BUENOS AIRES, May 16 (Tierramérica).- An environmental organization in Argentina has proposed a citizen action plan in the event of a nuclear accident for use in Argentina, Chile, Uruguay and Paraguay.
“The citizens of these four countries are totally unprotected” in the event of an accident at one of Argentina’s nuclear reactors, stressed the Foundation for the Defense of the Environment at the presentation of its citizen action plan, which is being distributed in non-governmental circles in the four South American nations.
In the areas where the reactors are located, citizens are informed of security measures and carry out frequent drills, but these measures only apply to neighbors in the immediate vicinity.
People living near Argentina’s nuclear power plants are advised to stay indoors, cover their windows and other openings, and take iodine tablets.

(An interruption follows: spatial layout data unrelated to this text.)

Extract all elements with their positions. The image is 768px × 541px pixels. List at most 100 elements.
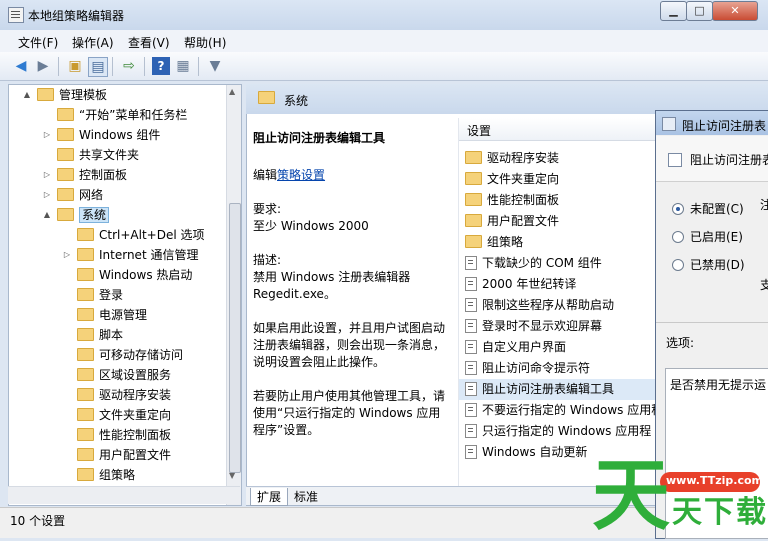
tree-item[interactable]: ▷ 网络 xyxy=(9,185,227,205)
tree-list: ▲ 管理模板 “开始”菜单和任务栏 ▷ Windows 组件 共享文件夹 ▷ 控制面板 ▷ 网络 ▲… xyxy=(9,85,227,505)
forward-icon[interactable]: ▶ xyxy=(34,57,52,75)
tab-standard[interactable]: 标准 xyxy=(290,488,322,505)
tree-item[interactable]: ▲ 管理模板 xyxy=(9,85,227,105)
tree-item-label: 性能控制面板 xyxy=(99,428,172,442)
expand-arrow-icon[interactable]: ▷ xyxy=(61,245,73,265)
toolbar-separator xyxy=(58,57,59,76)
show-hide-tree-icon[interactable]: ▤ xyxy=(88,57,108,77)
folder-icon xyxy=(77,368,94,381)
tree-item-label: Internet 通信管理 xyxy=(99,248,199,262)
tree-item[interactable]: 可移动存储访问 xyxy=(9,345,227,365)
options-text: 是否禁用无提示运 xyxy=(670,378,767,392)
column-header[interactable]: 设置 xyxy=(459,118,655,141)
tree-item-label: 驱动程序安装 xyxy=(99,388,172,402)
tree-item[interactable]: 共享文件夹 xyxy=(9,145,227,165)
expand-arrow-icon[interactable]: ▷ xyxy=(41,185,53,205)
menu-view[interactable]: 查看(V) xyxy=(128,34,170,51)
folder-icon xyxy=(77,328,94,341)
expand-arrow-icon[interactable]: ▷ xyxy=(41,125,53,145)
tree-item[interactable]: 性能控制面板 xyxy=(9,425,227,445)
column-header-label: 设置 xyxy=(467,124,492,138)
settings-row[interactable]: 驱动程序安装 xyxy=(459,148,655,169)
tree-item-label: 管理模板 xyxy=(59,88,108,102)
tree-item[interactable]: 驱动程序安装 xyxy=(9,385,227,405)
up-folder-icon[interactable]: ▣ xyxy=(66,57,84,75)
dialog-divider xyxy=(656,322,768,323)
tree-item[interactable]: 脚本 xyxy=(9,325,227,345)
tree-item[interactable]: ▷ Windows 组件 xyxy=(9,125,227,145)
settings-row[interactable]: 阻止访问命令提示符 xyxy=(459,358,655,379)
tree-item-label: 区域设置服务 xyxy=(99,368,172,382)
tree-horizontal-scrollbar[interactable] xyxy=(8,486,240,504)
tree-item[interactable]: 用户配置文件 xyxy=(9,445,227,465)
policy-setting-icon xyxy=(465,276,477,291)
settings-row-label: 性能控制面板 xyxy=(487,193,560,207)
maximize-button[interactable]: □ xyxy=(686,1,713,21)
radio-not-configured[interactable]: 未配置(C) xyxy=(672,200,744,217)
dialog-title: 阻止访问注册表 xyxy=(682,119,767,133)
minimize-button[interactable]: ▁ xyxy=(660,1,687,21)
settings-list: 设置 驱动程序安装 文件夹重定向性能控制面板用户配置文件 组策略 下载缺少的 COM … xyxy=(458,118,663,486)
tree-vertical-scrollbar[interactable]: ▲ ▼ xyxy=(226,85,241,505)
edit-prefix: 编辑 xyxy=(253,168,278,182)
help-icon[interactable]: ? xyxy=(152,57,170,75)
collapse-arrow-icon[interactable]: ▲ xyxy=(41,205,53,225)
settings-row[interactable]: 下载缺少的 COM 组件 xyxy=(459,253,655,274)
tree-item[interactable]: 组策略 xyxy=(9,465,227,485)
tree-item[interactable]: Ctrl+Alt+Del 选项 xyxy=(9,225,227,245)
tree-item-label: Windows 热启动 xyxy=(99,268,193,282)
tree-item-label: 控制面板 xyxy=(79,168,128,182)
tree-item[interactable]: “开始”菜单和任务栏 xyxy=(9,105,227,125)
settings-row[interactable]: 用户配置文件 xyxy=(459,211,655,232)
menu-action[interactable]: 操作(A) xyxy=(72,34,114,51)
radio-enabled[interactable]: 已启用(E) xyxy=(672,228,743,245)
settings-row[interactable]: 阻止访问注册表编辑工具 xyxy=(459,379,655,400)
details-header-title: 系统 xyxy=(284,94,309,108)
filter-icon[interactable]: ▼ xyxy=(206,57,224,75)
tree-pane[interactable]: ▲ 管理模板 “开始”菜单和任务栏 ▷ Windows 组件 共享文件夹 ▷ 控制面板 ▷ 网络 ▲… xyxy=(8,84,242,506)
scroll-down-arrow[interactable]: ▼ xyxy=(229,471,235,480)
policy-setting-icon xyxy=(465,444,477,459)
edit-policy-link[interactable]: 策略设置 xyxy=(277,168,325,182)
settings-row-label: 阻止访问注册表编辑工具 xyxy=(482,382,615,396)
description-text: 如果启用此设置，并且用户试图启动 xyxy=(253,321,446,335)
export-list-icon[interactable]: ⇨ xyxy=(120,57,138,75)
tree-item[interactable]: 登录 xyxy=(9,285,227,305)
folder-icon xyxy=(77,268,94,281)
folder-icon xyxy=(465,172,482,185)
tree-item[interactable]: ▷ Internet 通信管理 xyxy=(9,245,227,265)
settings-row[interactable]: 登录时不显示欢迎屏幕 xyxy=(459,316,655,337)
settings-row[interactable]: 限制这些程序从帮助启动 xyxy=(459,295,655,316)
settings-row[interactable]: 自定义用户界面 xyxy=(459,337,655,358)
description-text: 禁用 Windows 注册表编辑器 xyxy=(253,270,411,284)
supported-label: 支 xyxy=(760,278,768,292)
tree-item[interactable]: 电源管理 xyxy=(9,305,227,325)
settings-row[interactable]: 不要运行指定的 Windows 应用程 xyxy=(459,400,663,421)
menu-help[interactable]: 帮助(H) xyxy=(184,34,226,51)
settings-row[interactable]: 只运行指定的 Windows 应用程 xyxy=(459,421,655,442)
close-button[interactable]: ✕ xyxy=(712,1,758,21)
tree-item[interactable]: ▷ 控制面板 xyxy=(9,165,227,185)
tab-extended[interactable]: 扩展 xyxy=(250,488,289,506)
dialog-setting-name: 阻止访问注册表 xyxy=(690,153,768,167)
settings-row[interactable]: 文件夹重定向 xyxy=(459,169,655,190)
properties-icon[interactable]: ▦ xyxy=(174,57,192,75)
scroll-thumb[interactable] xyxy=(229,203,241,473)
radio-disabled[interactable]: 已禁用(D) xyxy=(672,256,745,273)
tree-item[interactable]: Windows 热启动 xyxy=(9,265,227,285)
settings-row[interactable]: 组策略 xyxy=(459,232,655,253)
scroll-up-arrow[interactable]: ▲ xyxy=(229,87,235,96)
tree-item[interactable]: 文件夹重定向 xyxy=(9,405,227,425)
collapse-arrow-icon[interactable]: ▲ xyxy=(21,85,33,105)
menu-file[interactable]: 文件(F) xyxy=(18,34,58,51)
folder-icon xyxy=(77,468,94,481)
tree-item[interactable]: 区域设置服务 xyxy=(9,365,227,385)
tree-item[interactable]: ▲ 系统 xyxy=(9,205,227,225)
toolbar-separator xyxy=(198,57,199,76)
settings-row[interactable]: 性能控制面板 xyxy=(459,190,655,211)
dialog-app-icon xyxy=(662,117,676,131)
settings-row[interactable]: 2000 年世纪转译 xyxy=(459,274,655,295)
back-icon[interactable]: ◀ xyxy=(12,57,30,75)
expand-arrow-icon[interactable]: ▷ xyxy=(41,165,53,185)
settings-row-label: Windows 自动更新 xyxy=(482,445,588,459)
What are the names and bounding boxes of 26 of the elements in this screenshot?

Nayla Azzinnari, a Foundation representative, told Tierramérica that their proposal was submitted to the Argentine authorities in 2010.
“We sent it to the government of Córdoba (the central province where one of the country’s two nuclear plants is located) in November, before the Fukushima nuclear accident, but got no response either then or later,” she commented.
Nanotechnology Turns to Sugar Cane
RIO DE JANEIRO, May 16 (Tierramérica).- The University of São Paulo Polytechnic School has developed a new technique to produce carbon nanotubes, microscopically thin cylinders of carbon atoms, using the gases generated by burning sugar cane bagasse, a by-product of sugar production.
Nanotubes are one ten-thousandth of the thickness of a human hair and are extremely strong and resistant, as well as excellent conductors of heat and energy. They are used in microelectronic and nanoelectronic circuits, as an additive to polymer materials to make them more resilient, and to absorb heavy metals in effluents.
“Brazil has already mastered nanotube technology, but with costly procedures,” physicist Joner Oliveira Alves, who is leading up the research project, told Tierramérica.
“The sugar cane industry produces millions of tons of bagasse a year, and making use of the gases from the burning of these residues reduces the cost of the production of nanotubes, as well as offering an appropriate means of disposing of this waste,” he explained.
Clean-up of Yojoa Lake Begins
TEGUCIGALPA,, May 16 (Tierramérica).- Over the past month, more than 33,000 square meters of parasitic plants have been removed from the waters of idyllic Yojoa Lake in western Honduras.
The aquatic weed know as water lettuce has invaded a large part of the lake and is destroying the wetlands, Carlos Flores, director of the non-governmental volunteer initiative called Project Water Body Rescue, told Tierramérica.
Clean-up work is focused on four critical sections of the lake, and will later move on to the tourism area where restaurants are located. Yojoa Lake is shared by the departments of Cortés, Santa Bárbara and Comayagua. It was declared a natural reserve area in 1971 in recognition of its significant botanical, historical and archeological wealth.
Cleaner Buses Take to the Streets
MEXICO CITY, May 16 (Tierramérica).- Public transportation contractors are introducing environmentally friendly buses in the eastern section of Mexico City.
“We contractors are willing and committed to modernizing our vehicles,” through substantial investment in 20 new buses, said Noé Rendón, a spokesman for companies licensed to provide public transportation on the east side of this sprawling city.
The new buses, which cost 80,000 dollars each and have room for 60 passengers, use less fuel and emit fewer pollutants thanks to engines designed with EPA-IV technology. *Source: Inter Press Service.